Based on available preclinical data, AOD-9604 does not appear to significantly raise IGF-1 levels at doses that produce lipolytic effects, in contrast to full-length growth hormone. This selectivity was noted in the Heffernan et al. (2001) studies. Data on unmodified HGH Fragment 176-191’s IGF-1 effects specifically is more limited.
What receptor do these compounds primarily act on?
Research indicates that both compounds primarily interact with beta-3 adrenergic receptors in adipose tissue. Evidence for this comes from studies in beta-3 receptor knockout mice, where the lipolytic effects of AOD-9604 were substantially reduced compared to wild-type animals.
Are these compounds approved for human use?

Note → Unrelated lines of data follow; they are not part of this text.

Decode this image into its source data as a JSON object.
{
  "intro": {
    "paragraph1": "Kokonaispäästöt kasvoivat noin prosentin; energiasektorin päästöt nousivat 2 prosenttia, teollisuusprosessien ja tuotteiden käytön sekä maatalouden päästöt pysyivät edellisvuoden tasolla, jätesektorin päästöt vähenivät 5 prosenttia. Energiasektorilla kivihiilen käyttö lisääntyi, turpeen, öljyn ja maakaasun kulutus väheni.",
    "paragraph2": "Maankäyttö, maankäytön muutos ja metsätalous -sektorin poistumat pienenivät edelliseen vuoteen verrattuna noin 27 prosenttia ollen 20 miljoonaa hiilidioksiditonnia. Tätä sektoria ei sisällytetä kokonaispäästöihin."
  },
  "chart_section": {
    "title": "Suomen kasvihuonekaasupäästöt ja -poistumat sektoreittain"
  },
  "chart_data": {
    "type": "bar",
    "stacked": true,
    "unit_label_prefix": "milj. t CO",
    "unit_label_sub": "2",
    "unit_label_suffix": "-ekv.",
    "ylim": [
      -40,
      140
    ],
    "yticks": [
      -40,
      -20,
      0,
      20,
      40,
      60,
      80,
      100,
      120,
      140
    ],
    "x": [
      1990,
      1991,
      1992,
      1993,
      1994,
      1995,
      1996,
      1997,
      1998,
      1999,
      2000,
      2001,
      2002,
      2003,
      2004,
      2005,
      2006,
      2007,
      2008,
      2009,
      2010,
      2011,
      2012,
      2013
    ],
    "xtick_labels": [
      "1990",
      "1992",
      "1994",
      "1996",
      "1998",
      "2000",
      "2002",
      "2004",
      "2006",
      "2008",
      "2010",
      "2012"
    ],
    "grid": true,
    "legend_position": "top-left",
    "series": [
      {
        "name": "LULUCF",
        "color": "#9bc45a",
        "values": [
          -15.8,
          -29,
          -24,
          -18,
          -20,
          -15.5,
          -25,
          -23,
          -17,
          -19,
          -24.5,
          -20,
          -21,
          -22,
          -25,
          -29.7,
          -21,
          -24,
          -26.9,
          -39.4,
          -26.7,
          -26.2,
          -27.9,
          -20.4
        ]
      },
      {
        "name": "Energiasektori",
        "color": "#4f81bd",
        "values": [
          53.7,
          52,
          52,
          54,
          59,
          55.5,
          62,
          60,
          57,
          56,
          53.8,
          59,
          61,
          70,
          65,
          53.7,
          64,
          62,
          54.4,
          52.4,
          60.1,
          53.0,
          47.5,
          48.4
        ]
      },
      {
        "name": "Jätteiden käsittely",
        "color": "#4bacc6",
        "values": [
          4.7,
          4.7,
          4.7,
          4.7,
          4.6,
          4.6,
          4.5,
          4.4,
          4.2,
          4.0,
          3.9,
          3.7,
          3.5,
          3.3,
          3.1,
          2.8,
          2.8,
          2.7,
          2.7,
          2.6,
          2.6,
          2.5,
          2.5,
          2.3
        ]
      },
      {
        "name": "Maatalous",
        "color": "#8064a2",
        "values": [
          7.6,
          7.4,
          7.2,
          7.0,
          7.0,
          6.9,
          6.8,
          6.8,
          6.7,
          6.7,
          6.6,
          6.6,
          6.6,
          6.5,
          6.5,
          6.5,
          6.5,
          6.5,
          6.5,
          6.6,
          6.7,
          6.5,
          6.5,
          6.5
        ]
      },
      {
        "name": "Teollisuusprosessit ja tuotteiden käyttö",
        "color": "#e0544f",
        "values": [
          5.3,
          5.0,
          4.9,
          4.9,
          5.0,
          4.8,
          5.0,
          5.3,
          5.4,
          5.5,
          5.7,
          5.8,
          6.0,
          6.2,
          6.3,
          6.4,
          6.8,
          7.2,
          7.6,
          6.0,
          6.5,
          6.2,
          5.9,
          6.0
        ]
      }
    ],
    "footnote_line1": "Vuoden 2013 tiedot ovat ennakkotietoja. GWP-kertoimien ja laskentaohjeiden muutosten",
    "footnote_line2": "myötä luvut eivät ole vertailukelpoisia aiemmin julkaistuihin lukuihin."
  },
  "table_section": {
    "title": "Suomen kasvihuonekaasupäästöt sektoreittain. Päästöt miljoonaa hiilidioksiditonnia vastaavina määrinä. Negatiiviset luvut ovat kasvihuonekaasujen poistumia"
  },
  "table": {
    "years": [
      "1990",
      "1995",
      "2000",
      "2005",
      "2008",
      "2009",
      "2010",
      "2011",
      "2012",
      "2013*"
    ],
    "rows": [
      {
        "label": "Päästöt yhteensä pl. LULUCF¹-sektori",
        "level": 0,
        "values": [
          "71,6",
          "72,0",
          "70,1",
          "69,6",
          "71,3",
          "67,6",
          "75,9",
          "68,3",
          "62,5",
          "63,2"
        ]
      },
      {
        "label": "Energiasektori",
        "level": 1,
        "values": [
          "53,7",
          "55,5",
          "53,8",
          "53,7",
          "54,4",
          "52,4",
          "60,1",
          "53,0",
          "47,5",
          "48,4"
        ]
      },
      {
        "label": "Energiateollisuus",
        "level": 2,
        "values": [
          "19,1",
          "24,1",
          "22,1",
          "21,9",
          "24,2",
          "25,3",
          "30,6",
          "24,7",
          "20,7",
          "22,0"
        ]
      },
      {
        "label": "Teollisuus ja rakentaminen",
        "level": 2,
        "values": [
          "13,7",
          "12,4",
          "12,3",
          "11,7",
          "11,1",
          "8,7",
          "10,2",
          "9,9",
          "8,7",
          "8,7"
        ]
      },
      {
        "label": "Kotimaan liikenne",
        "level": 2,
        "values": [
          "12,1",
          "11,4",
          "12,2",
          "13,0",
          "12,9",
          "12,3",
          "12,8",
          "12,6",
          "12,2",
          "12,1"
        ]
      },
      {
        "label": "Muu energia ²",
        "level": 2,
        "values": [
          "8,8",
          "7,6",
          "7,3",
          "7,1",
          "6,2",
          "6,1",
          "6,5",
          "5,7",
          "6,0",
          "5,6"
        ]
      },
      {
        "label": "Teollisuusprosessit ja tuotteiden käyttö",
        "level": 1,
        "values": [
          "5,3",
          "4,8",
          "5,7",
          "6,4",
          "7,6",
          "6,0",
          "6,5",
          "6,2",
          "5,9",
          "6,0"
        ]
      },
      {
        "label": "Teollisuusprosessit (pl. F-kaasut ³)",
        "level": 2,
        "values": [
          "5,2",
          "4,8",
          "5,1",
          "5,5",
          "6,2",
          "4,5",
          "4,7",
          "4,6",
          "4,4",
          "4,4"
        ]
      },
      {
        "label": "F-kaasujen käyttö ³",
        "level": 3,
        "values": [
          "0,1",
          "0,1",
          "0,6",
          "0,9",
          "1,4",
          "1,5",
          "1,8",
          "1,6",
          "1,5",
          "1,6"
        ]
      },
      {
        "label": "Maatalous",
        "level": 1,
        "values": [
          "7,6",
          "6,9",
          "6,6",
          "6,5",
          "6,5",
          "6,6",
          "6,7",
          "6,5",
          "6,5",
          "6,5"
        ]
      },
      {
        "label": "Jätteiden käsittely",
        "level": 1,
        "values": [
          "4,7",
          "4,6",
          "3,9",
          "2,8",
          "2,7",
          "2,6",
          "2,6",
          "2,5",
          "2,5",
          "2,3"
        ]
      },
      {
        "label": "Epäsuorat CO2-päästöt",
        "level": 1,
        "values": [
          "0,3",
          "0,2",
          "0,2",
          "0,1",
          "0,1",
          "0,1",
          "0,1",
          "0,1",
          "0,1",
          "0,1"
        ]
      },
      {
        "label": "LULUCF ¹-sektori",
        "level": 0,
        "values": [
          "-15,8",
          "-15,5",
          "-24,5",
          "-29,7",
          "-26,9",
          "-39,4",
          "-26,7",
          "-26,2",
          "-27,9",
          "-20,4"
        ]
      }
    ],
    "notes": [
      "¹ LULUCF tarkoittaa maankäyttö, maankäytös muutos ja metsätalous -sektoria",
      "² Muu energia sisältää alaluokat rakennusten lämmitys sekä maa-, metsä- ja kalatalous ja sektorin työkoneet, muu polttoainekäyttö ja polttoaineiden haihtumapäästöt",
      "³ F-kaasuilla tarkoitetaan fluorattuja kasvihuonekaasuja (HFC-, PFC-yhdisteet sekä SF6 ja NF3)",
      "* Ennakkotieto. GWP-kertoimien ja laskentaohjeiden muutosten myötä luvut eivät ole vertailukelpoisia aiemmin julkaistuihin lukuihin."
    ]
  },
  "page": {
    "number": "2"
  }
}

Neither compound is approved as a pharmaceutical drug for any indication. AOD-9604 received FDA GRAS status as a food supplement ingredient and progressed through clinical trials, but did not receive drug approval. Both are available for in vitro and preclinical research purposes only.
References
- Heffernan M, Summers RJ, Thorburn A, et al. (2001). The effects of human GH and its lipolytic fragment (AOD9604) on lipid metabolism following chronic treatment in obese mice and beta(3)-AR knock-out mice. Endocrinology. PMID: 11713213
- Heffernan MA, Thorburn AW, Fam B, et al. (2001). Increase of fat oxidation and weight loss in obese mice caused by chronic treatment with human growth hormone or a modified C-terminal fragment. Int J Obes Relat Metab Disord. PMID: 11673763
- Wilding J. (2004). AOD-9604 Metabolic. Curr Opin Investig Drugs. PMID: 15134286
- Kwon DR, Park GY. (2015). Effect of Intra-articular Injection of AOD9604 with or without Hyaluronic Acid in Rabbit Osteoarthritis Model. Ann Clin Lab Sci. PMID: 26275694
Disclaimer: This article is for educational and research purposes only. The information provided does not constitute medical advice, and no claims are made regarding the therapeutic efficacy of any compound discussed. Always consult qualified professionals before beginning any research protocol. CertaPeptides products are sold for laboratory research use only and are not intended for human consumption.